Agus mengatakan, pihaknya juga akan terus melakukan razia tempat hiburan dan pedagang minuman keras, serta warga yang tidak memiliki kartu tanda penduduk (KTP).
"Sesuai Perda yang berlaku bagi mereka tidak memiliki KTP akan didenda Rp50 ribu atau kurungan tiga bulan.
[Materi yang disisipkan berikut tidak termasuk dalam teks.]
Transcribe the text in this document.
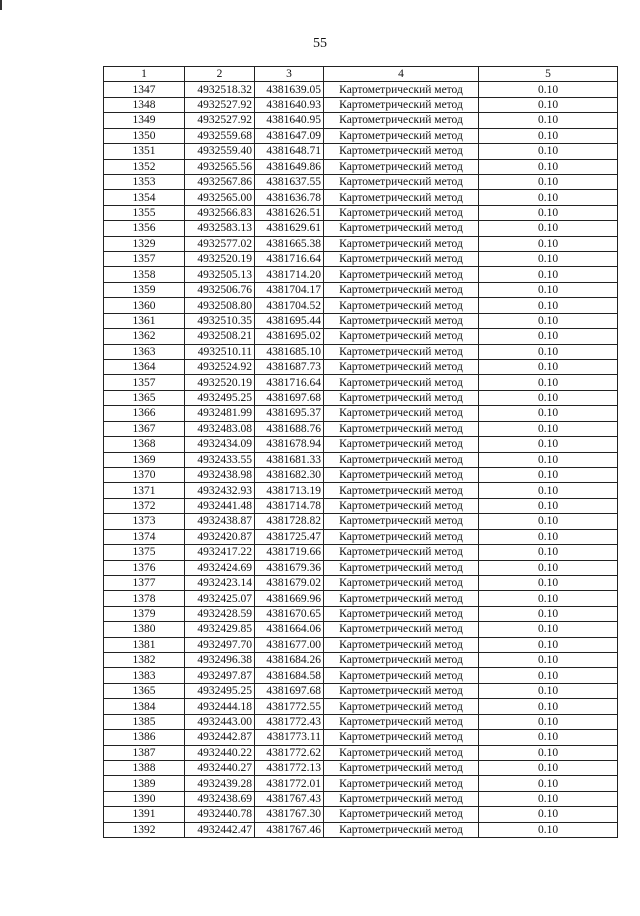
55
1	2	3	4	5
1347	4932518.32	4381639.05	Картометрический метод	0.10
1348	4932527.92	4381640.93	Картометрический метод	0.10
1349	4932527.92	4381640.95	Картометрический метод	0.10
1350	4932559.68	4381647.09	Картометрический метод	0.10
1351	4932559.40	4381648.71	Картометрический метод	0.10
1352	4932565.56	4381649.86	Картометрический метод	0.10
1353	4932567.86	4381637.55	Картометрический метод	0.10
1354	4932565.00	4381636.78	Картометрический метод	0.10
1355	4932566.83	4381626.51	Картометрический метод	0.10
1356	4932583.13	4381629.61	Картометрический метод	0.10
1329	4932577.02	4381665.38	Картометрический метод	0.10
1357	4932520.19	4381716.64	Картометрический метод	0.10
1358	4932505.13	4381714.20	Картометрический метод	0.10
1359	4932506.76	4381704.17	Картометрический метод	0.10
1360	4932508.80	4381704.52	Картометрический метод	0.10
1361	4932510.35	4381695.44	Картометрический метод	0.10
1362	4932508.21	4381695.02	Картометрический метод	0.10
1363	4932510.11	4381685.10	Картометрический метод	0.10
1364	4932524.92	4381687.73	Картометрический метод	0.10
1357	4932520.19	4381716.64	Картометрический метод	0.10
1365	4932495.25	4381697.68	Картометрический метод	0.10
1366	4932481.99	4381695.37	Картометрический метод	0.10
1367	4932483.08	4381688.76	Картометрический метод	0.10
1368	4932434.09	4381678.94	Картометрический метод	0.10
1369	4932433.55	4381681.33	Картометрический метод	0.10
1370	4932438.98	4381682.30	Картометрический метод	0.10
1371	4932432.93	4381713.19	Картометрический метод	0.10
1372	4932441.48	4381714.78	Картометрический метод	0.10
1373	4932438.87	4381728.82	Картометрический метод	0.10
1374	4932420.87	4381725.47	Картометрический метод	0.10
1375	4932417.22	4381719.66	Картометрический метод	0.10
1376	4932424.69	4381679.36	Картометрический метод	0.10
1377	4932423.14	4381679.02	Картометрический метод	0.10
1378	4932425.07	4381669.96	Картометрический метод	0.10
1379	4932428.59	4381670.65	Картометрический метод	0.10
1380	4932429.85	4381664.06	Картометрический метод	0.10
1381	4932497.70	4381677.00	Картометрический метод	0.10
1382	4932496.38	4381684.26	Картометрический метод	0.10
1383	4932497.87	4381684.58	Картометрический метод	0.10
1365	4932495.25	4381697.68	Картометрический метод	0.10
1384	4932444.18	4381772.55	Картометрический метод	0.10
1385	4932443.00	4381772.43	Картометрический метод	0.10
1386	4932442.87	4381773.11	Картометрический метод	0.10
1387	4932440.22	4381772.62	Картометрический метод	0.10
1388	4932440.27	4381772.13	Картометрический метод	0.10
1389	4932439.28	4381772.01	Картометрический метод	0.10
1390	4932438.69	4381767.43	Картометрический метод	0.10
1391	4932440.78	4381767.30	Картометрический метод	0.10
1392	4932442.47	4381767.46	Картометрический метод	0.10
Nantinya pada saat razia kita akan melakukan sidang di tempat," kata Agus.
Ia menambahkan, sebagai warga negara Indonesia yang baik sudah kewajiban memiliki KTP jika sudah cukup umur, terlebih pemerintah juga banyak memberi kemudahan untuk membuat kartu identitas diri tersebut.
"Jadi tidak ada alasan semua orang wajib memiliki KTP. Jika tidak kita akan berikan sanksi tegas," ungkapnya.
Mengenai 17 Perda di OKU yang digaungkan Pol PP setempat akan ditegakan, antara lain Perda NO 11 tahun 2000 tentang Izin Hotel dan Restauran, Perda Nomor 12 tahun 2000 tentang Izin Gangguan.
Sementara Perda lainnya, yakni Perda yang mengatur tentang Izin Reklame dan Hiburan Umum, Izin perdagangan, Izin Pengolahan dan Pengusahaan Burung walet, termasuk pengaturan dan pembinaan pedagang kaki lima.
"Yang jelas total Perda di OKU ini ada 17 akan kita tegakan. Jika melanggar, seperti pengusaha hotel, restauran, pengusaha walet, tempat hiburan akan ditutup dan diberi sanksi sesuai aturan berlaku," katanya.